As I started this book I have to admit I was a tad suspicious – the author is a poet and a playwright, not always the recipe for creating a down and dirty private eye novel. But as I read this novel set in Detroit’s Mexicantown and featuring half African American, half Mexican ex-cop August Snow, I found instead that the book fitted neatly in with work by Loren Estleman and Steve Hamilton, being a refreshingly straightforward, if gritty, private eye novel and making no bones about it.
Like David Housewright’s Minnesota P.I. Mackenzie, who has a ton of money at his disposal, so does August Snow, who won a settlement against the Detroit Police Department and is using the money in his own way to recreate the warm Mexicantown neighborhood he fondly remembers from his childhood. He’s been on the run – more or less – for a year and is back home, settling into his life in Detroit, when he gets a call from an old client, one who helped cause much of the ruckus that got him on the outs with the Detroit cops. Reluctantly, he makes the trek across town to the woman’s Grosse Pointe mansion to see what he can help her with.
He turns down her request to look into possibly shady happenings at the wealth management firm and bank she owns, but when she’s discovered dead shortly after they’ve talked, August, being the true white knight private eye hero, thinks there’s something wrong about her apparent suicide and can’t get it out of his head.
The back and forth of the street characters and hackers August deals with, contrasted with the ultra wealthy banker types, creates a good back and forth dynamic as the book unfolds. And even the name of this detective – August Snow – summer, winter, two opposites in the same name – helps define the way he’s able to straddle the street, the FBI and police and his wealthy clients.

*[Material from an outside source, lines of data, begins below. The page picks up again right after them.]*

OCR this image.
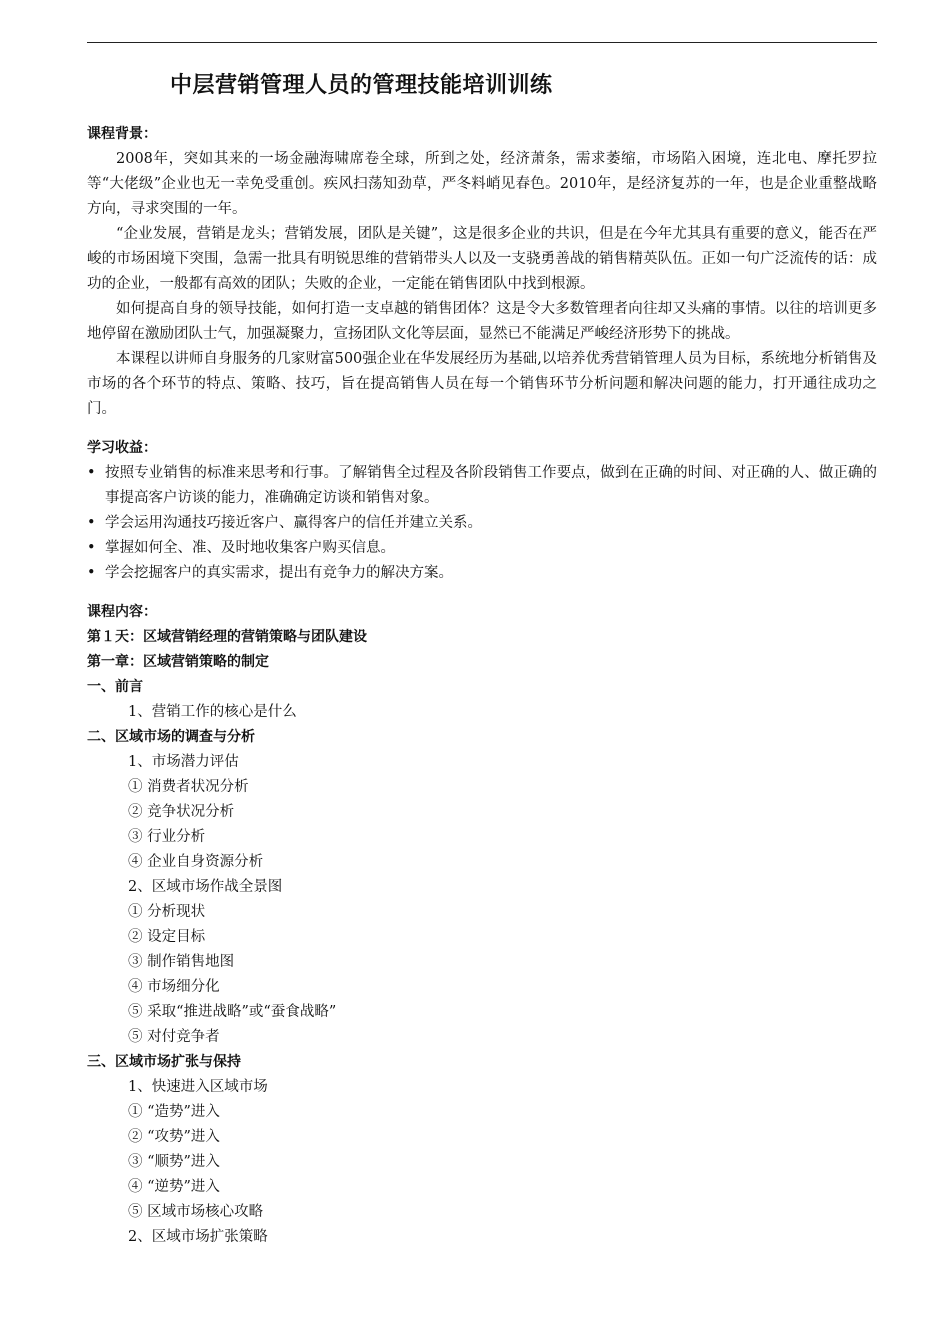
中层营销管理人员的管理技能培训训练
课程背景：

2008年，突如其来的一场金融海啸席卷全球，所到之处，经济萧条，需求萎缩，市场陷入困境，连北电、摩托罗拉等“大佬级”企业也无一幸免受重创。疾风扫荡知劲草，严冬料峭见春色。2010年，是经济复苏的一年，也是企业重整战略方向，寻求突围的一年。

“企业发展，营销是龙头；营销发展，团队是关键”，这是很多企业的共识，但是在今年尤其具有重要的意义，能否在严峻的市场困境下突围，急需一批具有明锐思维的营销带头人以及一支骁勇善战的销售精英队伍。正如一句广泛流传的话：成功的企业，一般都有高效的团队；失败的企业，一定能在销售团队中找到根源。

如何提高自身的领导技能，如何打造一支卓越的销售团体？这是令大多数管理者向往却又头痛的事情。以往的培训更多地停留在激励团队士气，加强凝聚力，宣扬团队文化等层面，显然已不能满足严峻经济形势下的挑战。

本课程以讲师自身服务的几家财富500强企业在华发展经历为基础,以培养优秀营销管理人员为目标，系统地分析销售及市场的各个环节的特点、策略、技巧，旨在提高销售人员在每一个销售环节分析问题和解决问题的能力，打开通往成功之门。

学习收益：
• 按照专业销售的标准来思考和行事。了解销售全过程及各阶段销售工作要点，做到在正确的时间、对正确的人、做正确的事提高客户访谈的能力，准确确定访谈和销售对象。
• 学会运用沟通技巧接近客户、赢得客户的信任并建立关系。
• 掌握如何全、准、及时地收集客户购买信息。
• 学会挖掘客户的真实需求，提出有竞争力的解决方案。
课程内容：
第１天：区域营销经理的营销策略与团队建设
第一章：区域营销策略的制定
一、前言
1、营销工作的核心是什么
二、区域市场的调查与分析
1、市场潜力评估
① 消费者状况分析
② 竞争状况分析
③ 行业分析
④ 企业自身资源分析
2、区域市场作战全景图
① 分析现状
② 设定目标
③ 制作销售地图
④ 市场细分化
⑤ 采取“推进战略”或“蚕食战略”
⑤ 对付竞争者
三、区域市场扩张与保持
1、快速进入区域市场
① “造势”进入
② “攻势”进入
③ “顺势”进入
④ “逆势”进入
⑤ 区域市场核心攻略
2、区域市场扩张策略
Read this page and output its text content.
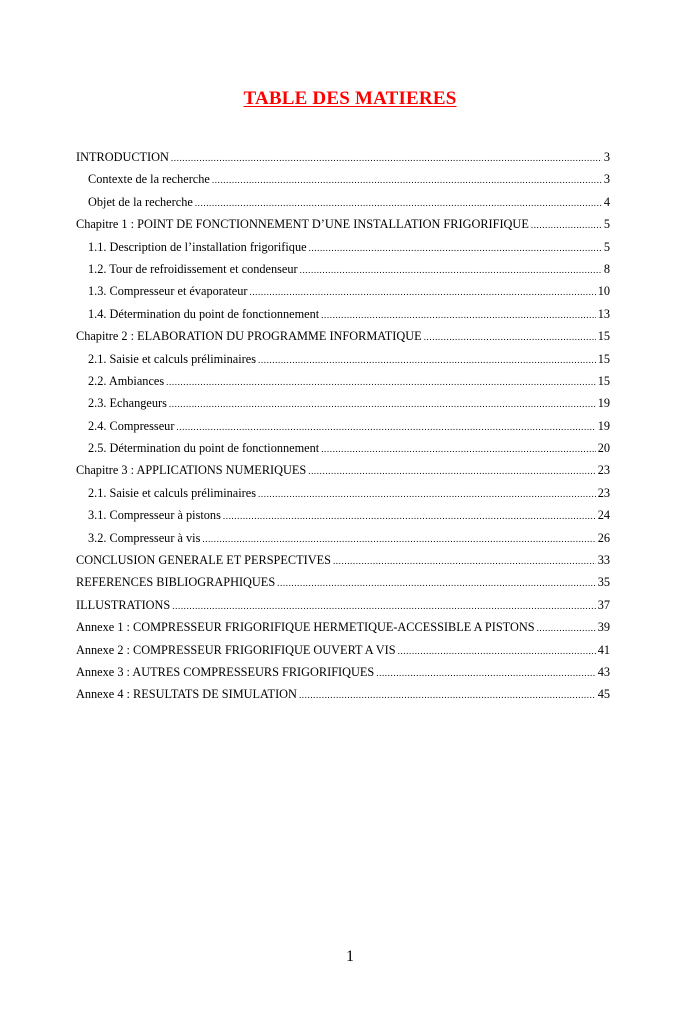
TABLE DES MATIERES
INTRODUCTION .....	3
Contexte de la recherche .....	3
Objet de la recherche .....	4
Chapitre 1 : POINT DE FONCTIONNEMENT D’UNE INSTALLATION FRIGORIFIQUE .....	5
1.1. Description de l’installation frigorifique .....	5
1.2. Tour de refroidissement et condenseur .....	8
1.3. Compresseur et évaporateur .....	10
1.4. Détermination du point de fonctionnement .....	13
Chapitre 2 : ELABORATION DU PROGRAMME INFORMATIQUE .....	15
2.1. Saisie et calculs préliminaires .....	15
2.2. Ambiances .....	15
2.3. Echangeurs .....	19
2.4. Compresseur .....	19
2.5. Détermination du point de fonctionnement .....	20
Chapitre 3 : APPLICATIONS NUMERIQUES .....	23
2.1. Saisie et calculs préliminaires .....	23
3.1. Compresseur à pistons .....	24
3.2. Compresseur à vis .....	26
CONCLUSION GENERALE ET PERSPECTIVES .....	33
REFERENCES BIBLIOGRAPHIQUES .....	35
ILLUSTRATIONS .....	37
Annexe 1 : COMPRESSEUR FRIGORIFIQUE HERMETIQUE-ACCESSIBLE A PISTONS .....	39
Annexe 2 : COMPRESSEUR FRIGORIFIQUE OUVERT A VIS .....	41
Annexe 3 : AUTRES COMPRESSEURS FRIGORIFIQUES .....	43
Annexe 4 : RESULTATS DE SIMULATION .....	45
1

I thought this book took a bit of time to get warmed up – as though Mack Jones was finding his footing and establishing his bonafides, but once he gets rolling, this is a wonderfully plotted P.I. novel, full of action and great characters. As readers we also meet the one of the few African American private eyes on the scene, so this is a welcome book and I hope the start of a series. There just aren’t enough books like this one being written at the moment.